Possédés

L'enfer est bruyant, médiocre, stéréotypé, bestial. Il a fallu des années avant que le magnifique film de Claude Lanzmann, Shoah, impose son silence. Il a fallu encore des années avant qu'on puisse regarder en face la torture systématique pratiquée par l'armée française en Algérie. Le crime contre l'humanité se pratique tous les jours, mais il est enfin possible de le nommer. Le XXe siècle, c'est d'abord cela : la révélation noire d'un crime contre l'humanité elle-même, la mise en place d'une véritable culture de mort. Autre prophète qui aurait beaucoup étonné Hugo : Dostoïevski. Lisons Les Possédés, et le programme de Chigaliov : « Il établit l'espionnage. Chez lui, tous les membres de la société s'épient mutuellement et sont tenus de rapporter tout ce qu'ils apprennent.

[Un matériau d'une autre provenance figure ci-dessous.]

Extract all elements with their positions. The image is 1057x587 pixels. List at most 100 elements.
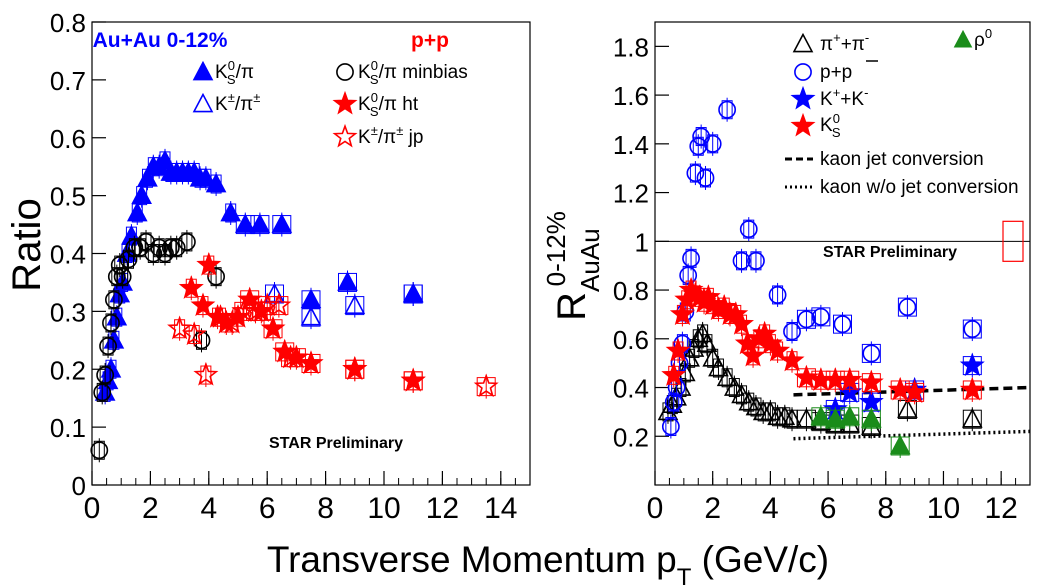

Chacun appartient à tous, et tous appartiennent à chacun. Tous les hommes sont esclaves et égaux dans l'esclavage ; dans les cas extrêmes on a recours à la calomnie et au meurtre ; mais le principal, c'est que tous soient égaux. Avant tout, on abaisse le niveau de l'instruction, des sciences et des talents. Le niveau élevé n'est accessible qu'aux talents ; donc pas de talents. Les hommes de talent s'emparent toujours du pouvoir et deviennent des despotes. Ils ne peuvent pas faire autrement ; ils ont toujours fait plus de tort que de bien. Il faudra les bannir ou les mettre à mort. Cicéron aura la langue arrachée, Copernic aura les yeux crevés, Shakespeare sera lapidé. Les esclaves doivent être égaux. Sans despotisme, il n'y a jamais eu encore ni liberté ni égalité. Or l'égalité doit régner dans le troupeau. Voilà le chigaliovisme ! »

Tout cela est désormais loin de nous, dira-t-on, mais est-ce si sûr ? Le « chigaliovisme » a peut-être la vie plus dure que le totalitarisme connu, il est plus insidieux, plus coriace, c'est une tendance. « Pas de révolutions avec du mauvais style », disait Hugo. Mais on a vu le contraire, et Gao Xingjian a raison de redouter aussi bien la dictature du marché que celle de l'idéologie communiste. Le romantisme révolutionnaire de Mai 68 était, je peux en témoigner, une recherche de style. Bien entendu, il a fallu vite déchanter (la même aventure est arrivée au surréalisme). Il ne s'ensuit pas qu'il faille se résigner au spectacle social publicitaire.

Au fond, le XXe siècle peut se résumer ainsi : expériences de plus en plus poussées de la superfluité de la vie humaine débouchant sur le règne de la technique, où être, désormais, c'est être remplaçable en fonction du budget. La littérature et la politique sont donc solubles dans les affaires, ce qu'il fallait démontrer. La fin du XXe est ainsi une époque de catastrophes pas du tout naturelles : pollution massive, nourriture infectée, sida, tripotages génétiques. Comme envers positif de ce déferlement, on aura raison de citer le pas de l'homme sur la Lune, le développement des moyens de communication, le boom d'internet, les progrès de la médecine, le décryptage du génome humain, etc. La technique n'est pas forcément mauvaise. Tout dépend de qui est là.